When environmental toxins, teratogenic compounds, and mycotoxins are consumed during critical early stages of pregnancy, they can have severe consequences for embryo survival.

8. Incompatibility

The male’s inherited genotype may include a variety of genetic factors that cause incompatibility and early embryonic loss. In cattle, homozygosity for certain blood groups and certain substances related to transferring and J-antigen in sera are associated with increased embryonic loss as well as decreased fertilization rate.

Diagnosis

Embryo mortality diagnosis based on embryo examination, progesterone determination in blood, milk, and saliva, and pregnancy associated glycoprotein (PAG) Test.

Treatment

Specific treatments for conditions such as delayed ovulation and endometritis may be done.

1. Management

Cows should be fed diets that fulfil their nutrient requirements. To reduce high ambient temperatures, shade, sprinkler, or forced ventilation systems are used. High-quality sperm from high-fertility bulls that has been properly stored, handled, and thawed is used. AI should be done twice during each estrus, preferably at 12 or 24 hour intervals. Clitoral stimulation at Al for at least three seconds. Inbreeding of both the cow and of the potential embryo is minimized by good recording systems and the use of computer based programs.

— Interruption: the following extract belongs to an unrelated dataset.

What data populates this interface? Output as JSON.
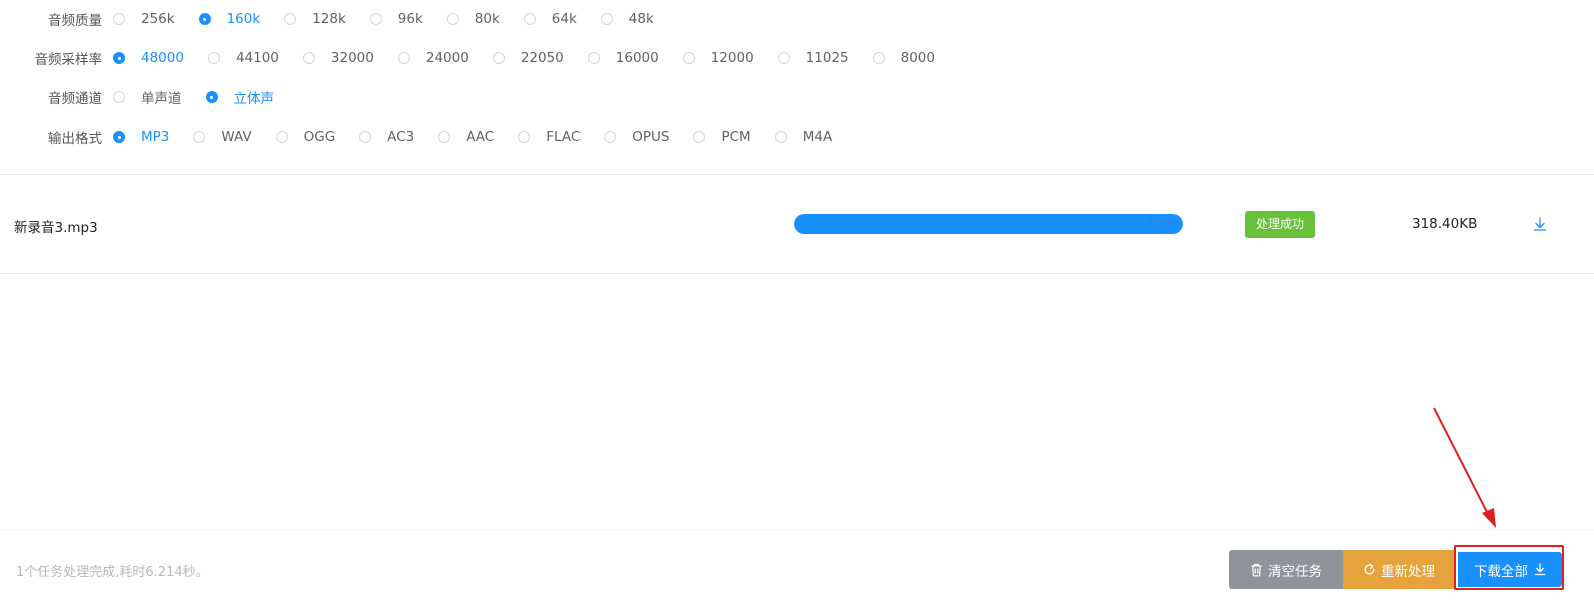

2. Supplementing Progesterone

A significant increase in cattle conception rate was observed when Crestar ear implants (Norgestomet) were administered on day 7 or 500 mg of depot progesterone was administered on the fifth day of Al.

3. HCG Administration

Human chorionic gonadotropin (hCG) administration induces ovulation and the formation of a functional accessory CL, which increases progesterone and may improve embryo survival. It was shown that injecting 3300 IU of hCG into lactating cows 5 days after AI resulted in an increase in the number of CL and higher plasma progesterone concentrations.

4. PMSG Administration

The luteotropic effect of PMSG in cattle was studied, and it was discovered that administration of 500 IU of PMSG on day 7 after estrus resulted in a significant increase in progesterone concentration.

5. GnRH Treatment

GnRH (250 g) administration at the time of insemination increases pregnancy rates by 12.5%, with the effect being more pronounced in repeat breeder cows. GnRH administration during estrus raises serum progesterone levels as well as the proportion of large luteal cells in the corpus luteum.